La mucine épithéliale, au contraire, est présente dans le tube gastrodigestif et les poumons.

Dans la peau, elle se retrouve dans les cellules sombres des glandes eccrines et dans les cellules apocrines.

Elle est constituée par des glycosaminoglycanes neutres et acides, est colorée par le bleu Alcian à pH 2,5, comme la mucine dermique, mais est PAS (acide périodique Schiff)-positive, résistante à la hyaluronidase et n’est pas métachromatique avec le bleu de toluidine.

Les mucinoses cutanées sont un groupe hétérogène de maladies au cours desquelles la mucine dermique s’accumule dans le derme et dans les follicules pileux.

Les mucopolysaccharidoses, affections où la mucine déposée est constituée par la chondroïtine sulphate, ne sont pas traitées dans ce chapitre.

Classification :

Dans l’attente que l’étiopathogénie des mucinoses cutanées soit éclaircie, celles-ci peuvent être divisées en deux groupes provisoires : les mucinoses cutanées spécifiques (primaires) se manifestant par des lésions cliniques spécifiques ou le dépôt de mucine est le signe histologique distinctif, et les maladies cutanées où le dépôt de mucine est simplement un signe histologique accessoire (mucinoses secondaires).

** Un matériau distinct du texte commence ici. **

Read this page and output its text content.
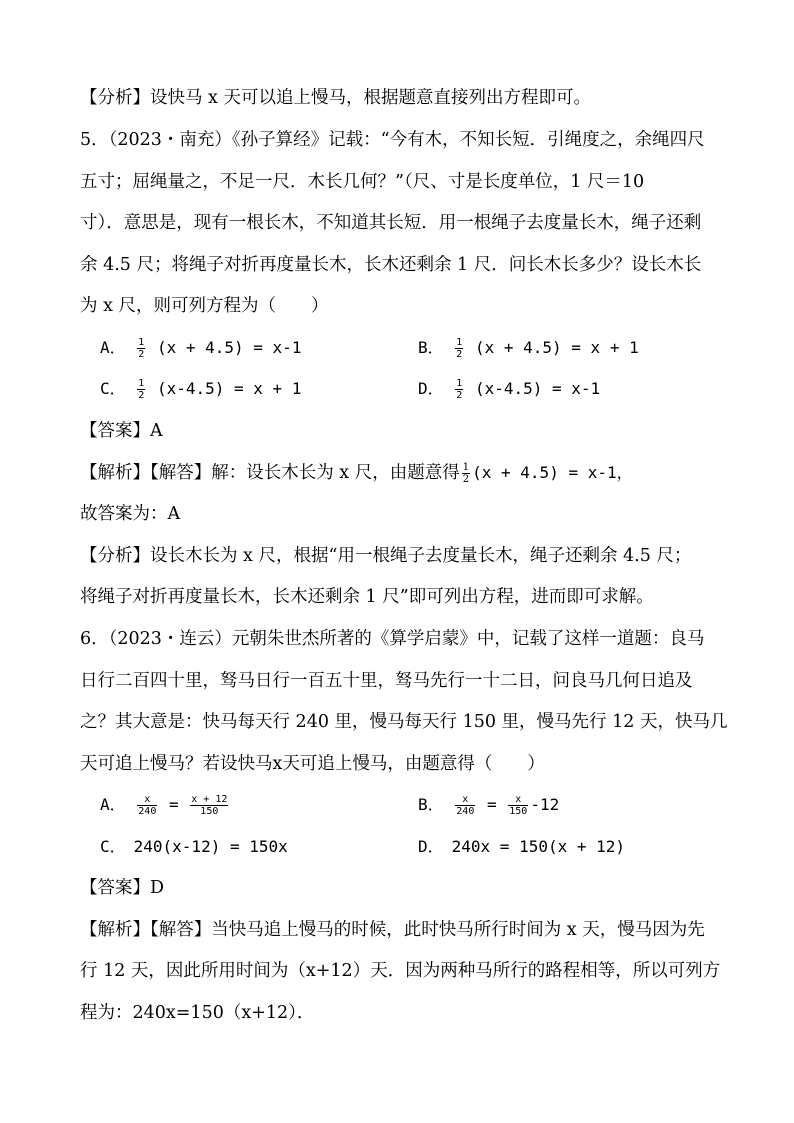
【分析】设快马 x 天可以追上慢马，根据题意直接列出方程即可。
5．（2023・南充）《孙子算经》记载：“今有木，不知长短．引绳度之，余绳四尺
五寸；屈绳量之，不足一尺．木长几何？”（尺、寸是长度单位，1 尺＝10
寸）．意思是，现有一根长木，不知道其长短．用一根绳子去度量长木，绳子还剩
余 4.5 尺；将绳子对折再度量长木，长木还剩余 1 尺．问长木长多少？设长木长
为 x 尺，则可列方程为（　　）
A． $\frac{1}{2} (x + 4.5) = x-1$	B． $\frac{1}{2} (x + 4.5) = x + 1$
C． $\frac{1}{2} (x-4.5) = x + 1$	D． $\frac{1}{2} (x-4.5) = x-1$
【答案】A
【解析】【解答】解：设长木长为 x 尺，由题意得 $\frac{1}{2} (x + 4.5) = x-1$，
故答案为：A
【分析】设长木长为 x 尺，根据“用一根绳子去度量长木，绳子还剩余 4.5 尺；
将绳子对折再度量长木，长木还剩余 1 尺”即可列出方程，进而即可求解。
6．（2023・连云）元朝朱世杰所著的《算学启蒙》中，记载了这样一道题：良马
日行二百四十里，驽马日行一百五十里，驽马先行一十二日，问良马几何日追及
之？其大意是：快马每天行 240 里，慢马每天行 150 里，慢马先行 12 天，快马几
天可追上慢马？若设快马x天可追上慢马，由题意得（　　）
A． $\frac{x}{240} = \frac{x + 12}{150}$	B． $\frac{x}{240} = \frac{x}{150} -12$
C．　240(x-12) = 150x	D．　240x = 150(x + 12)
【答案】D
【解析】【解答】当快马追上慢马的时候，此时快马所行时间为 x 天，慢马因为先
行 12 天，因此所用时间为（x+12）天．因为两种马所行的路程相等，所以可列方
程为：240x=150（x+12）．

Selon la localisation microscopique de la mucine, le premier groupe, celui des mucinoses spécifiques, peut être divisé en mucinoses dermiques et folliculaires.

En revanche, le second groupe est divisé en mucinoses épidermiques, dermiques et folliculaires.

Ce chapitre envisage les aspects cliniques, histopathologiques et le traitement des seules mucinoses cutanées spécifiques (primaires) dont la classification est également remise à jour.

Les mucinoses cutanées spécifiques se groupent en mucinoses inflammatoires/dégénératives et en mucinoses néoplasiques/hamartomateuses.

Le premier groupe comprend les mucinoses dermiques et les mucinoses folliculaires.

Mucinoses spécifiques (primaires) inflammatoires/dégénératives :

A – MUCINOSES DERMIQUES :

1- Lichen myxoedémateux ou mucinose papuleuse :

C’est une maladie chronique qui se caractérise par une éruption papuleuse due au dépôt dermique de mucine et à un variable degré de prolifération fibroblastique sans anomalies thyroïdiennes associées.

Il y a deux types principaux de lichen myxoedémateux (LiM) selon leur extension et la présence ou pas d’une atteinte systémique : la forme généralisée et sclérodermoïde appelée aussi scléromyxoedème, et la forme localisée.

La progression d’une forme à l’autre a été rapportée, mais jamais prouvée.

Le scléromyxoedème est une affection rare qui touche les sujets d’âge moyen.

Hommes et femmes sont également atteints.

Les lésions typiques consistent en des papules lichénoïdes d’allure cireuse de 3 à 6 mm de diamètre, sur un fond infiltré, érythémateux et sclérodermoïde, qui peut atteindre le tégument presque dans sa totalité, avec un perte de mobilité, en particulier de la bouche et des doigts.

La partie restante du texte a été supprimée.